Facebook is promising us AR glasses that will use cameras to “produce multi-layer representations of the world using crowdsourced data, traditional maps, and footage captured through phones and augmented reality glasses”.

Footage captured through glasses? How will you feel when your friend shows up for dinner wearing Facebook AR glasses whose cameras are always on?

We risk a repeat of the famous Glasshole effect. Basically: cameras in your glasses can be creepy.

Maybe we’ll get there. Maybe one day we’ll appreciate that nothing is invisible to all of the cameras and sensors and, I dunno, flying cars.

Until then, I don’t expect Apple (or many others) to include cameras in their ‘AR glasses’.

Combining Phone and Glasses

But maybe you CAN still take photos. I want to be able to capture what I see. I just don’t want to have a camera built into my glasses because it’s just too creepy.

But holding up your iPhone to take a photo is common. And my iPhone now has a LiDAR scanner, as noted above.

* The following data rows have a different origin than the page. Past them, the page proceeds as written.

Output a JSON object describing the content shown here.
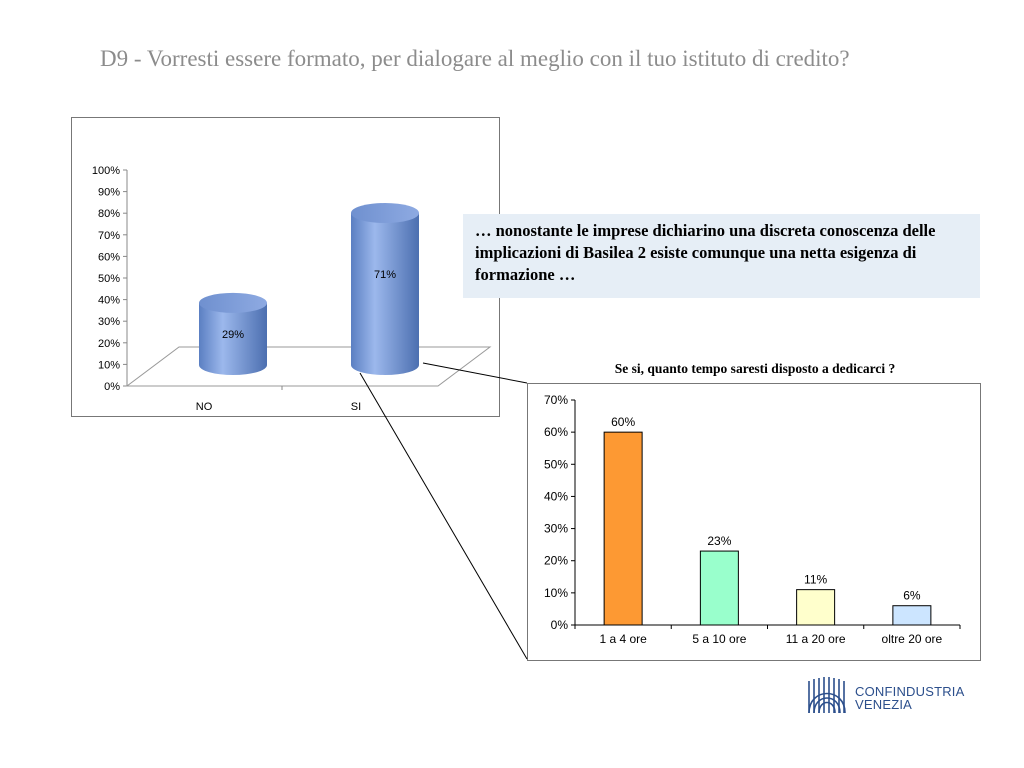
{
  "title": "D9 - Vorresti essere formato, per dialogare al meglio con il tuo istituto di credito?",
  "callout": "… nonostante le imprese dichiarino una discreta conoscenza delle implicazioni  di Basilea 2 esiste comunque una netta esigenza di formazione …",
  "logo": {
    "line1": "CONFINDUSTRIA",
    "line2": "VENEZIA"
  },
  "colors": {
    "title": "#8c8c8c",
    "cylinder": "#7f9fd8",
    "callout_bg": "#e6eef6",
    "logo": "#2c4f8c"
  },
  "chart_data": [
    {
      "type": "bar",
      "style": "3d-cylinder",
      "title": "",
      "categories": [
        "NO",
        "SI"
      ],
      "values": [
        29,
        71
      ],
      "data_labels": [
        "29%",
        "71%"
      ],
      "ylim": [
        0,
        100
      ],
      "yticks": [
        "0%",
        "10%",
        "20%",
        "30%",
        "40%",
        "50%",
        "60%",
        "70%",
        "80%",
        "90%",
        "100%"
      ],
      "grid": false,
      "legend": "none"
    },
    {
      "type": "bar",
      "title": "Se si, quanto tempo saresti disposto a dedicarci ?",
      "categories": [
        "1 a 4 ore",
        "5 a 10 ore",
        "11 a 20 ore",
        "oltre 20 ore"
      ],
      "values": [
        60,
        23,
        11,
        6
      ],
      "data_labels": [
        "60%",
        "23%",
        "11%",
        "6%"
      ],
      "colors": [
        "#fd9933",
        "#99ffcc",
        "#ffffcc",
        "#cce5ff"
      ],
      "ylim": [
        0,
        70
      ],
      "yticks": [
        "0%",
        "10%",
        "20%",
        "30%",
        "40%",
        "50%",
        "60%",
        "70%"
      ],
      "grid": false,
      "legend": "none"
    }
  ]
}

And so what if you could hold up your phone to take a photo, but the photo would be adjusted to match what you see through your Apple Glasses? And not just adjusting it “up or down” to match that your phone is being held near your chest, but adjusted for angle and rotation as well?

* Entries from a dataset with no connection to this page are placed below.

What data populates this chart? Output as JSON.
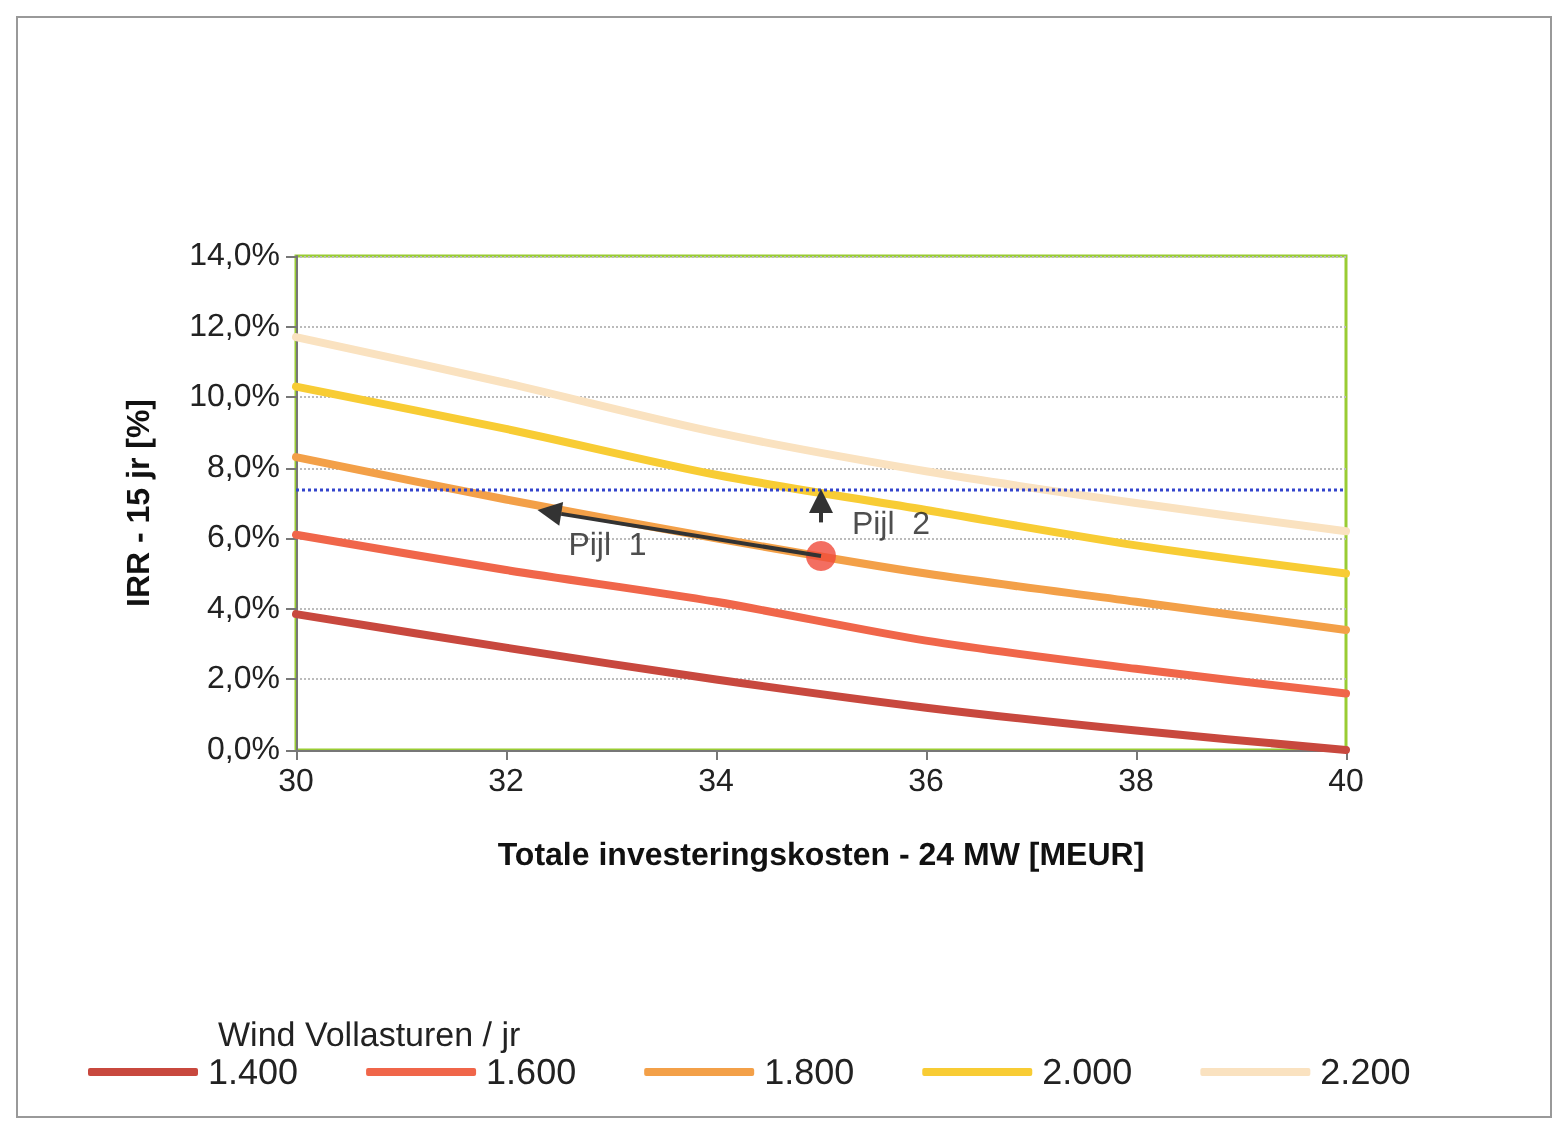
{
  "chart_data": {
    "type": "line",
    "xlabel": "Totale investeringskosten - 24 MW [MEUR]",
    "ylabel": "IRR - 15 jr [%]",
    "legend_title": "Wind Vollasturen / jr",
    "x": [
      30,
      32,
      34,
      36,
      38,
      40
    ],
    "series": [
      {
        "name": "1.400",
        "color": "#c8483e",
        "values": [
          3.85,
          2.9,
          2.0,
          1.2,
          0.55,
          0.0
        ]
      },
      {
        "name": "1.600",
        "color": "#f0664a",
        "values": [
          6.1,
          5.1,
          4.2,
          3.1,
          2.3,
          1.6
        ]
      },
      {
        "name": "1.800",
        "color": "#f3a048",
        "values": [
          8.3,
          7.1,
          6.0,
          5.0,
          4.2,
          3.4
        ]
      },
      {
        "name": "2.000",
        "color": "#f8cc34",
        "values": [
          10.3,
          9.1,
          7.8,
          6.8,
          5.8,
          5.0
        ]
      },
      {
        "name": "2.200",
        "color": "#fae2c0",
        "values": [
          11.7,
          10.4,
          9.0,
          7.9,
          7.0,
          6.2
        ]
      },
      {
        "type": "scatter",
        "color": "#f04a3a",
        "x": [
          35
        ],
        "values": [
          5.5
        ]
      }
    ],
    "annotations": [
      {
        "text": "Pijl  1",
        "x": 32.3,
        "y": 6.8
      },
      {
        "text": "Pijl  2",
        "x": 35,
        "y": 7.4
      }
    ],
    "ref_lines": [
      {
        "axis": "y",
        "value": 7.4,
        "color": "#3344cc",
        "line_style": "dotted"
      }
    ],
    "xlim": [
      30,
      40
    ],
    "xticks": [
      30,
      32,
      34,
      36,
      38,
      40
    ],
    "ylim": [
      0,
      14
    ],
    "yticks": [
      {
        "value": 0,
        "label": "0,0%"
      },
      {
        "value": 2,
        "label": "2,0%"
      },
      {
        "value": 4,
        "label": "4,0%"
      },
      {
        "value": 6,
        "label": "6,0%"
      },
      {
        "value": 8,
        "label": "8,0%"
      },
      {
        "value": 10,
        "label": "10,0%"
      },
      {
        "value": 12,
        "label": "12,0%"
      },
      {
        "value": 14,
        "label": "14,0%"
      }
    ],
    "grid": "y",
    "legend": "bottom",
    "line_style": "solid"
  }
}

In theory, you could hold your phone at any angle, and LiDAR scanning data could be combined with the data from your Apple Glasses (position, rotation, etc) to adjust the photo to match what you see.

A hint of how this would work can be seen in the Intel Realsense cameras. These are cameras that do a lot of what LiDAR and cameras do on a new Apple iPad:

The stream captured by the camera can be adjusted in real-time. In this example from a GitHub repository, the feed from a RealSense camera is piped through a Unity Visual Effect Graph:

Using RealSense LiDAR cameras, you can apply real-time image adjustments to what your camera sees.

These types of live AR tracking cameras are increasingly used in Hollywood – and in games.

So now imagine those same effects being based on the ‘settings’ of your Apple Glasses (filter choices) and the position of your head (rotation, height, etc).

Now, you have a photo that is a pretty accurate “capture” of what you see through your eyes, which matches the ‘progressive reality’ filters you’ve selected for your Apple Glasses view, all while you’re not doing much more than casually holding your phone at waist level.

The idea leverages all of the 3D and camera capabilities of your phone, removes the ‘creepiness’ factor (people can still see you’re using your phone), and leverages the capacities of your Apple Glasses and how you’re seeing the world.

Apple could launch the equivalent of Snapchat Spectacles, but without the need to pop those cameras on the glasses themselves.